In the country, 28% of all pregnancies were of minors between 10 and 19 years old, according to the latest data from the Salvadoran Ministry of Health, of which only 5.4% were registered in schools.

“For several years, suicide is the leading indirect cause of maternal death in adolescent women, which reflects that they face imposed or unwanted pregnancies without any option and seek death “, lamented the human rights defender.

“In El Salvador, the dilemma of death or jail is not a joke,” he said.

Morena Herrera, feminist activist.

Morena Herrera, feminist activist.

Faced with this situation, the complainant organizations asked the Inter-American Court to recognize the context of the absolute criminalization of abortion in the Manuela case, since, according to Herrera, this does not occur in the “abstract”, but “in a society that persecutes, punishes and condemns women. “

Beyond the sentence, the activist stressed the importance of Manuela’s story being heard by this regional court.

The defense seeks that the court recognize the chain of human rights violations suffered by Manuela, that it take measures of integral reparation to her family and also of non-repetition, to avoid new cases like hers.

A precedent that could be emblematic not only for El Salvador, but for the 24 countries that ratified the American Convention on Human Rights, since the judgment of the Inter-American Court will mean creating mandatory standards for all signatories.

The defense seeks that the court recognize the chain of human rights violations suffered by Manuela, that it take measures of integral reparation to her family and also of non-repetition

“My mother was sentenced to 30 years.
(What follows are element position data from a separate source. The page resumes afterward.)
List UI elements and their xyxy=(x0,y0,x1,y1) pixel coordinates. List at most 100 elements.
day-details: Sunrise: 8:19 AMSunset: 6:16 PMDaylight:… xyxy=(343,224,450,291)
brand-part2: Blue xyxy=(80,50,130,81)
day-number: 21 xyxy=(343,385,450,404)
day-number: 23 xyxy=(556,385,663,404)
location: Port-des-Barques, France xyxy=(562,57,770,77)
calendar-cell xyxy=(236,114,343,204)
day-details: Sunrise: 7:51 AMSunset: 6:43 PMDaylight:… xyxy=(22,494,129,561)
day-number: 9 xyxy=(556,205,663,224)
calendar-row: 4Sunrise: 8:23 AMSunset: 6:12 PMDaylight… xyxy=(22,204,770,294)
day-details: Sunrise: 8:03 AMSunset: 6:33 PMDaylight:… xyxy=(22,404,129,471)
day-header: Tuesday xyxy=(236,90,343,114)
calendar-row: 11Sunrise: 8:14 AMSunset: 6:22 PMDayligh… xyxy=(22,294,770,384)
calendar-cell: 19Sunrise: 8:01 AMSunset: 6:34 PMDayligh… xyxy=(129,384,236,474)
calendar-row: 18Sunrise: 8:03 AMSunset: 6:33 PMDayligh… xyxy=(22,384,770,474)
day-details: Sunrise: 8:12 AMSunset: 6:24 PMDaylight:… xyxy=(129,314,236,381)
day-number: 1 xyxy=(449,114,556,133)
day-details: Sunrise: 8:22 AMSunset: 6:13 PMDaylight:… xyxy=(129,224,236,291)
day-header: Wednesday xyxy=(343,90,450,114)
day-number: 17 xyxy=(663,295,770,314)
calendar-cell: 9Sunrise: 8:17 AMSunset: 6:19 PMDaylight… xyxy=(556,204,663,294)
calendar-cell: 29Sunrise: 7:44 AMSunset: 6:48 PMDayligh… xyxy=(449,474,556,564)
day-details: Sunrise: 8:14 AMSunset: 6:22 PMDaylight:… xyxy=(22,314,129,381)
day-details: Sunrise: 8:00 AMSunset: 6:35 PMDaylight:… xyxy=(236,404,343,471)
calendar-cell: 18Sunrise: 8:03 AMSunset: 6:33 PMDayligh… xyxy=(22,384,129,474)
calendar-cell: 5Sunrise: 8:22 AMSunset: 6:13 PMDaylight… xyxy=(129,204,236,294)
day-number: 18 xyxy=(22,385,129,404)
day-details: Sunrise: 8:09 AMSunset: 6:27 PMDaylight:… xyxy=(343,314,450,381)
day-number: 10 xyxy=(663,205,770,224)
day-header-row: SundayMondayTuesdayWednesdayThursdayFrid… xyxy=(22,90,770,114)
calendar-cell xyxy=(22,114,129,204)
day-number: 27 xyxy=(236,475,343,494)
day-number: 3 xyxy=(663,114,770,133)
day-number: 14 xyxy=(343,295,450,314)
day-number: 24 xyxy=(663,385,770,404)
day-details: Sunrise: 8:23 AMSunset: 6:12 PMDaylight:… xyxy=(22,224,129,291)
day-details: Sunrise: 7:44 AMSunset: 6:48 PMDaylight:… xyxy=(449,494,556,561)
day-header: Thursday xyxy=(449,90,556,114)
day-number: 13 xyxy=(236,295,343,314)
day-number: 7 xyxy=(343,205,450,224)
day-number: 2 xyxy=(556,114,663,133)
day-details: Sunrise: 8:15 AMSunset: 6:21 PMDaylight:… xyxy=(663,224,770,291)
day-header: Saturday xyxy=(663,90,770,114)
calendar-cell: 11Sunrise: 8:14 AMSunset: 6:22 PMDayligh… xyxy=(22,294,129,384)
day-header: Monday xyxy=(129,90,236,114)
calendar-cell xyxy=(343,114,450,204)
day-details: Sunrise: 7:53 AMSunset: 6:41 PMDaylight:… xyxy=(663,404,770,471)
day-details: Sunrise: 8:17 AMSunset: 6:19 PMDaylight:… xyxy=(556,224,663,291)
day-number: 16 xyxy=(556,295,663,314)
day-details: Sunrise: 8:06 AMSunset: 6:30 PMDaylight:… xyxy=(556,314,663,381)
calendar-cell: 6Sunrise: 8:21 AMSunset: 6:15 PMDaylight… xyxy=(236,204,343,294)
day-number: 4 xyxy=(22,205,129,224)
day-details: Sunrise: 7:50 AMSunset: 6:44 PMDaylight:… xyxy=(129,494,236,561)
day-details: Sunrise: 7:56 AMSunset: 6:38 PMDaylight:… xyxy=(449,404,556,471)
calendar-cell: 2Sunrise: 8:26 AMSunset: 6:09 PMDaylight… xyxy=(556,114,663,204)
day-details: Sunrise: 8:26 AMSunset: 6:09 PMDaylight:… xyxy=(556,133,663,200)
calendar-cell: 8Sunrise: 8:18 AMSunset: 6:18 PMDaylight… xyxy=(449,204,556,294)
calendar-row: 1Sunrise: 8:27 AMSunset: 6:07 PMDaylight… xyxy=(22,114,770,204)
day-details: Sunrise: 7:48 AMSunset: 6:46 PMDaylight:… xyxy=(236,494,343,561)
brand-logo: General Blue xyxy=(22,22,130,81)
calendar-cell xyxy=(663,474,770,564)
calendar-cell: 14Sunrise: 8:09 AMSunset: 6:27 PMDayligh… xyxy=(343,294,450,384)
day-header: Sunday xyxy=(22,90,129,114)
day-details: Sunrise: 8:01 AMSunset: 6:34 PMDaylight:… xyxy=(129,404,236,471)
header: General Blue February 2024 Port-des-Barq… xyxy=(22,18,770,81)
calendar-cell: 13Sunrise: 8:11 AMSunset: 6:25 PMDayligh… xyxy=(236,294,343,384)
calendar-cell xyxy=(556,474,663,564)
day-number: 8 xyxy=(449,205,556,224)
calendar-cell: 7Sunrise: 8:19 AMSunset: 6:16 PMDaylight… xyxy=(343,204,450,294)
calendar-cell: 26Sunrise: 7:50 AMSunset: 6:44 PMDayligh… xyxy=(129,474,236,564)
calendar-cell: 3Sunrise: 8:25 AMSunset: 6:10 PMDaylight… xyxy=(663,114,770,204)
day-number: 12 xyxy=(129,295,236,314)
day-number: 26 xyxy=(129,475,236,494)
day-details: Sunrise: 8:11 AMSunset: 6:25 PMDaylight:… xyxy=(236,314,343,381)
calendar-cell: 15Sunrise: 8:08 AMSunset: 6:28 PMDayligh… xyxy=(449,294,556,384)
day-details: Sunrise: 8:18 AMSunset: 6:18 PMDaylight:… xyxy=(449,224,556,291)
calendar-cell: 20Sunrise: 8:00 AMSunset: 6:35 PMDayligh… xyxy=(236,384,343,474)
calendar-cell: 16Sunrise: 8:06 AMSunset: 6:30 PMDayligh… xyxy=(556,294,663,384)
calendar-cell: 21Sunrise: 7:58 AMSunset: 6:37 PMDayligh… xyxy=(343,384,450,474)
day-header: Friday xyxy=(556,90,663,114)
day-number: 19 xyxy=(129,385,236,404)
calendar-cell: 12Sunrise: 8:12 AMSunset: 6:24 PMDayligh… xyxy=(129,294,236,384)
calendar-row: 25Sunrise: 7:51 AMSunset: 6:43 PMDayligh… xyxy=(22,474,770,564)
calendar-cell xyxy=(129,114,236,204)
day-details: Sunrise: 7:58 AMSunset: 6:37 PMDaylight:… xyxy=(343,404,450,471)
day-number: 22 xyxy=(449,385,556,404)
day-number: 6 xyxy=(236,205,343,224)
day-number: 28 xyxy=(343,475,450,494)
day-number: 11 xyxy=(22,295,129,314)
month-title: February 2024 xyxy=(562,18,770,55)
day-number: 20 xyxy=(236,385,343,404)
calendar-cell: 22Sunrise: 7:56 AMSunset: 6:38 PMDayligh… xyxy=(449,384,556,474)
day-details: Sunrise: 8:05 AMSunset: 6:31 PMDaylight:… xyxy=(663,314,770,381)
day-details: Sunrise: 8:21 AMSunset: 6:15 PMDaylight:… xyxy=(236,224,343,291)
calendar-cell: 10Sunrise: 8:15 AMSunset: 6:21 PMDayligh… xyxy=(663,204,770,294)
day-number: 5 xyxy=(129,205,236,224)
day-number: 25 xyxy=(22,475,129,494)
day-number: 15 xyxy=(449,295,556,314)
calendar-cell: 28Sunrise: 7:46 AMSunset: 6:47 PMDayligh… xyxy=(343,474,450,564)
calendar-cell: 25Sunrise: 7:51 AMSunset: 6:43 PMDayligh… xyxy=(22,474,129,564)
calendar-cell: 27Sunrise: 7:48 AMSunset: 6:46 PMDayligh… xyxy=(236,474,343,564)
They made my grandfather sign a document when he did not know how to read or write and did not know what he was signing and that he was incriminating her. They threatened to put my grandmother in prison. I gave my mother a moral penalty and she died, “Santos de Jess, 21, Manuela’s eldest son, told a press conference prior to the hearing.

“I don’t want this to happen (to another family) because one suffers. We have my grandmother, but mom’s love is not the same. We don’t want this to happen to another woman.“, express.

Herrera, for his part, was optimistic about Manuela’s process and about the impact that the verdict could have on the country.

“We think that the Government of (Nayib) Bukele cares a lot about its international image and that we can make it a factor in its favor, but we also hope that it understands that it has to repair the mistakes of the past,” he pointed out and concluded: “He has said it in other things and now it can do it because it has the Congress with a majority, so today they have no excuse.